By mid-March 2020, researchers at Imperial College London released their infection model, which wildly overestimated the extent of infections. It recommended lockdowns and widespread closures. For reasons that aren't completely clear, the consensus among media and public health elites immediately switched from nothing-to-see-here to full panic. TV news shows began to broadcast the maps with scary expanding red circles.

Within a fairly short period, the Imperial College model began to be discredited, but its recommendations for lockdowns and closures persisted as the policy paradigm notwithstanding. After March, the narrative shifted from don't-wear-a-mask to masks required. We were locked down in California from March to June, but by the time I could get out, the strange public dance of social distancing was firmly established, with sidewalk signs and six-foot calibrations as a constant reminder. My wife was denounced by a Karen at the supermarket, not for not wearing a mask, but for wearing the wrong kind of mask.

I think the panic model proved useful to the lizard people. The virus was portrayed as a constant threat that could infect anyone at any time, even though hospital ships proved completely unnecessary, and data began to reflect that most victims were elderly with other serious illnesses. Thus people who didn't conform to visible norms -- wearing a mask, or even being outdoors without good reason -- were characterized as the real threat. In many areas, churches and communities of believers were regarded as centers of disease and were subject to specific controls.

Throughout the initial period, goalposts were moved, and justifications for particular measures were changed. I think this was necessary to keep the public off balance and maintain a situation where the plebs, in the form of Karens and snitches, turned on itself. This was needed to distract attention from the ineffectiveness of lockdown measures, the incompetence and hypocrisy of figures like Whitmer, the Cuomos, Newsom, Birx. and Fauci, and possible questions about the source of the pandemic, which those in the loop were fully aware was a leak from a US-funded Chinese lab.

An additional feature of the official tone throughout 2020 was the constant scolding of the plebs. The plebs was not staying home, not wearing masks, always threatening to hold parties or family reunions, never grateful to the elites. If the plebs would get with the program, we wouldn't have the surges. Instead, we had them, so the lockdowns and closures had to resume or continue, no matter the surges kept on whatever the remedies -- only a combination of vaccine and natural immunity reversed them in early 2021.

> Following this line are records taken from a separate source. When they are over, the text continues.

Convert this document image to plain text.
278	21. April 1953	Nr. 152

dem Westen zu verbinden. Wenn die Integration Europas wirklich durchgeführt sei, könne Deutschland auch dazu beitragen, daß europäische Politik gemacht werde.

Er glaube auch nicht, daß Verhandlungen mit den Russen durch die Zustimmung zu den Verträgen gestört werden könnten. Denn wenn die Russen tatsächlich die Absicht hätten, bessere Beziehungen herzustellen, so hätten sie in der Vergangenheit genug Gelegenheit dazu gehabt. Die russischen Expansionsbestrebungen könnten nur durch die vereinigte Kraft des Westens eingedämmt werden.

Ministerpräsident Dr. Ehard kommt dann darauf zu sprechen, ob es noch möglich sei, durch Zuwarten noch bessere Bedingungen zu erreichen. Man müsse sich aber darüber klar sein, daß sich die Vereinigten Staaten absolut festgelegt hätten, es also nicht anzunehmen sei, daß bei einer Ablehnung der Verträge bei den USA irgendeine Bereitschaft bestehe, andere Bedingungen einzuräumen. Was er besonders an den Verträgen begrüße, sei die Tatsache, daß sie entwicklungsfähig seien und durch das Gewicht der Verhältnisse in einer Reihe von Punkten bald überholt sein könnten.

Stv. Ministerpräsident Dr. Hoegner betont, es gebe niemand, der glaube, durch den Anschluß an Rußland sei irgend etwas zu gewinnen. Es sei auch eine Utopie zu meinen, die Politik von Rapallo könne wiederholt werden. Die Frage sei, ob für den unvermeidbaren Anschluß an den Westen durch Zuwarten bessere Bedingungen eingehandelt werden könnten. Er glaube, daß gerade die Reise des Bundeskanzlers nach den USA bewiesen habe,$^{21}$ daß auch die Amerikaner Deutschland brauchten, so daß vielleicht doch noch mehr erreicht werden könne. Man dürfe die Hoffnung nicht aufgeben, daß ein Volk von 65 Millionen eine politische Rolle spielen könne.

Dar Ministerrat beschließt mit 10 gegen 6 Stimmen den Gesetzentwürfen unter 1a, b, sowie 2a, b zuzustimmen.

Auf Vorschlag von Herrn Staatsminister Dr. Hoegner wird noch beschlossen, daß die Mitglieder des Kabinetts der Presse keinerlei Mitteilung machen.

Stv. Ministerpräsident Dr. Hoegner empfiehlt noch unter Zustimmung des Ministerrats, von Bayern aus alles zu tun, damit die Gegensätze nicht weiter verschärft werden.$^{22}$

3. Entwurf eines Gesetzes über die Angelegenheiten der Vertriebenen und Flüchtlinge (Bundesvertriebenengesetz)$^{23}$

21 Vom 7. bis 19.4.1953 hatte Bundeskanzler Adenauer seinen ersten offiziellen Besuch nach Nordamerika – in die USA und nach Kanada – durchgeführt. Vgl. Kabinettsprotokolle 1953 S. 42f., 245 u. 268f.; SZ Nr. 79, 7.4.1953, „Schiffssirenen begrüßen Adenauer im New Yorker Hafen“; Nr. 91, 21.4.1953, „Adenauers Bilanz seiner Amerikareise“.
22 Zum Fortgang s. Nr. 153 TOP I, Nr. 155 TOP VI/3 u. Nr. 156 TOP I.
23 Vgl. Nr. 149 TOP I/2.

The plebs was clearly the folk devil, and not just in the COVID panic. The BLM-Antifa riots, which began in May and continued throughout the rest of the year, blamed not just police brutality but "endemic racism" and "whiteness". The plebs was encouraged, especially in corporate training, to be "less white". If anything this indicated an underlying fear of the plebs among media, political, academic, and corporate elites, a result in part of the success of Donald Trump in his incarnation as a politician and the threat a populist movement represented to the established order.

Nor can I completely neglect the potential power of the anti-humanist environmental movement. Those who ascribe to these views, which represent an incoate and completely unworkable fantasy, seek to save the planet by exterminating some large fraction of the world's human population. I can't help but wonder if the scary red circles on the Imperial College model maps were in fact aspirational.

The question remains what those who funded and managed the Chinese virus labs were actually intending to do, no matter their actual product. The leaked COVID virus represented near complete incompetence: if they meant to conduct safe experiments, they certainly couldn't do that, but if they intended to create a weapon, it was at best a damp squib and must eventually anger the wounded bear of the plebs that was its presumptive target.

I think an encouraging lesson from the last year and a half is that, whatever the ill intent among our elites, their incompetence puts a strict limit on the damage they can inflict on us.